L’ex commissario europeo all’agenda digitale e alla concorrenza lavorerà per Uber come consulente. La notizia non deve sorprendere per almeno due ragioni: Neelie Kroes ha sempre pubblicamente difeso l’azienda dagli attacchi della corporazione dei tassisti, e al contempo ha acquisito con la sua esperienza una profonda conoscenza delle norme che regolano i mercati europei e che, giusto o sbagliato che sia, hanno ostacolato e rallentato lo sviluppo di Uber nel vecchio continente. La nomina a consulente dunque racconta della volontà della società di Travis Kalanick di porre fine al muro contro muro.
Che Uber abbia bisogno di districarsi tra la selva di leggi, regole, direttive e disarmonie tecniche è fin troppo evidente: la sequela di stop legali ad alcuni suoi prodotti – compresa l’Italia, dove è stato chiuso UberPop – è un vero stillicidio. Non ha importanza nel commentare la notizia riprendere tutto quanto già detto a proposito della disruption di Uber, quel che conta è che, come riporta il Finanzial Times, Neelie Kroes e altri consulenti (tra i quali anche l’ex numero uno della politica nazionale della Casa Bianca, Melody Barners) aiuteranno Uber a capire l’Europa politica e amministrativa. E con la schiettezza che tutti le hanno sempre riconosciuto, steely Neelie ha già detto la sua e proposto la ricetta: basta lamentarsi e tirarsi su le maniche.
Uber ha molto da imparare, deve comunicare in modo molto diverso, deve tenere in considerazione che permangono delle differenze culturali, smetta di pensare che chiunque la voglia attaccare.
Quando al Digital Venice…
Quando Neelie Kroes partecipò, da commissario europeo, al Digital Venice, tutti notarono la simpatia per l’intervento di Benedetta Arese Lucini, all’epoca manager italiano di Uber, commentatata con una strizzatina d’occhio. La Kroes ha anche attaccato duramente la ministra belga che aveva bloccato l’attività della società, proprio nella città dove lei invece raccomandava apertura e concorrenza. Mancava poco alla scadenza del suo mandato.
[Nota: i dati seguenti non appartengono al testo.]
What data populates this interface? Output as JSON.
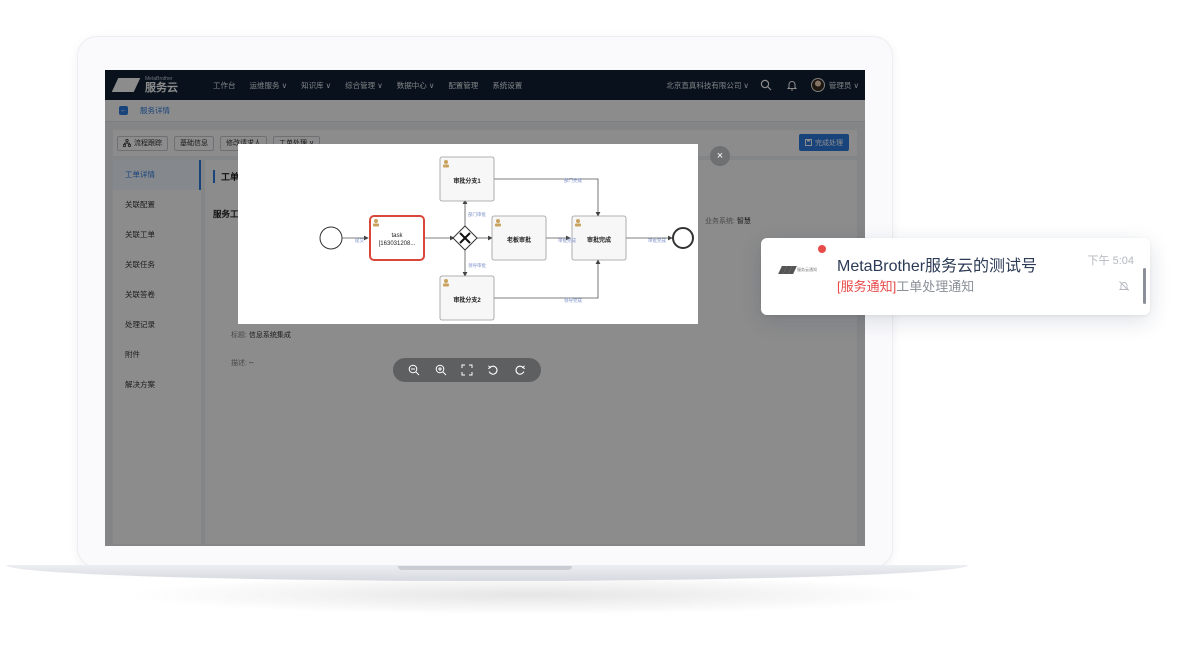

Da questo punto di vista la partita è ancora tutta da giocare, ma in entrambi i campi: alcune nazioni hanno interrotto alcuni servizi Uber, ma in altri sono stati raggiunti accordi sull’impiego degli autisti non professionali, dove l’azienda californiana li riconosce come lavoratori dipendenti. Sta accadendo in Australia, Filippine e Messico, oltre che nella silicon valley. In Italia si sta lavorando, ad esempio, su una legge sulla sharing economy, la prima del suo genere, che esclude i ricavi professionali e si concentra sulle piattaforme chiedendo loro di diventare sostituti d’imposta, individuando anche una soglia di reddito con un’aliquota di vantaggio.
Tutti esempi di cambiamenti sparpagliati ai quali i di consulenti dovrà aggiungere il collante di una visione europea e coerente. Un po’ a metà tra la lobbying e il crisis management. Sicuramente un passo verso la normalizzazione, ancora lontana.